Saturday, September 21, 2024

'I Suppose Age Brings Context'

An old friend and former blogger in England has been reading Anthony Hecht and detects what he calls “a very faint ghost of Hart Crane at times.” It’s not a connection I have ever made but I recognize a certain lushness of diction in both of them. 

“[I]t's a similar sense of being suddenly hooked & exalted by the sound of the lines,” he writes, “though he's much more concrete, deliberate, intellectual, than Crane. Crane is kind of the adolescent version of Hecht, I love them both but am unsure how my love of HC will stand up to a re-reading.”

 

Mine hasn’t. As a high-school student I was initially drawn to Crane’s work because we shared a Cleveland, Ohio connection. He is fundamentally a young person’s poet – a young person with a taste for sometimes overripe language. A poet friend and I in the Seventies turned a pub crawl into a pilgrimage, drinking at Crane’s favorite watering holes in downtown Cleveland. Our tour guide was a biography of Crane. Today, his work no longer interests me, which is not the same as saying he is a lousy poet. He is for others to enjoy. People often like and dislike writers for extra-literary reasons, including fashion and a desire not to be considered unsophisticated. My friend writes:

 

“Unlike you, I never really turn against old literary loves, but I have cooled against some books I loved in my youth; I suppose age brings context, it's as if a little treasure I once contemplated in a small chamber is now set in the middle of a vast dark hall, and long shadows fall about it: it seems okay, fine for what it is, but that’s all.”

 

Well put. It’s true: I have often shed once-passionate devotions to writers, books and genres. I had a brief but all-consuming infatuation with science fiction, Doc Savage and the works of Edgar Rice Burroughs around the ages of twelve and thirteen. To me, that sounds age-appropriate. A little later came my crush on Thomas Wolfe, especially Look Homeward, Angel. I went so far as memorizing him: “Which of us is not forever a stranger and alone?” That’s a pure distillation of adolescent angst. Plus, I hadn’t yet shed a taste for overwriting.

 

I’m convinced that the works of certain writers are best appreciated by readers at certain ages. I first read Proust at age twenty – twenty years too soon. A handful of writers I have read early and often, and they have aged proportionally with me – Bunyan, Swift, Defoe. Then I think of the Crane-like good writers I’m unlikely to read ever again, starting with James Joyce, which leaves me feeling a little wistful but with good memories.

 

My English friend adds: “Incidentally, in German Hecht means pike (the fish).
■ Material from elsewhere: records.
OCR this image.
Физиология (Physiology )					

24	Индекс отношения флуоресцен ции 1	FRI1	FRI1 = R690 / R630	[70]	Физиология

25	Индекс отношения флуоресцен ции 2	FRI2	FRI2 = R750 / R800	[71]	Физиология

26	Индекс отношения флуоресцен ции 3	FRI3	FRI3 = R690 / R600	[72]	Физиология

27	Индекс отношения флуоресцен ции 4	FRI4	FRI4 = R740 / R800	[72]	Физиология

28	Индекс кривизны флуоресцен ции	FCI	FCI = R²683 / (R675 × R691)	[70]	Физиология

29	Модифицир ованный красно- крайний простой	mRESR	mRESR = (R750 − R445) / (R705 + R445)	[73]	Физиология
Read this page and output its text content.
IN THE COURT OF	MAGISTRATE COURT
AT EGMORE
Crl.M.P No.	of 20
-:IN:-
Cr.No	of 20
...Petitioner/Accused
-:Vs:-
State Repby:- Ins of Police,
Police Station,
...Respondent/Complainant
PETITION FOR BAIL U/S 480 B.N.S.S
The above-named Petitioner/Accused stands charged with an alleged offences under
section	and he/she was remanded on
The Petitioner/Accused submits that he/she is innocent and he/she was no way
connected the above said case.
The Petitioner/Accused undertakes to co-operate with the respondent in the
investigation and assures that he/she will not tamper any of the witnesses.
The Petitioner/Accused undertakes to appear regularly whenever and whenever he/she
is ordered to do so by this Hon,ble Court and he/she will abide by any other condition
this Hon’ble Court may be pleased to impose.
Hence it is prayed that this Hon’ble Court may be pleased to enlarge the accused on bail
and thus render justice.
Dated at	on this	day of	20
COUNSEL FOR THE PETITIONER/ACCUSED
Were I a poet, I would write a poem called ‘The Pike and the Crane,’ but I lack that gift.”

3 comments:

Allan Connery said...

Back in 1957, sci fi fan Peter Graham said "The Golden Age of science fiction is 12"

Thomas Parker said...

And yet one of the heroes of this blog, Robert Conquest, had a high (and quite adult) regard for the best sf. No ear can hear all harmonies.

As for Look Homeward, Angel, I read it in my early twenties and even then I thought that it was simultaneously one of the best and one of the worse books I'd ever read.

Faze said...

I read everything by Thomas Wolfe in print before I was out of high school. Revisiting him some 35 years later, I was not at all ashamed of my infatuation. Made me feel young again.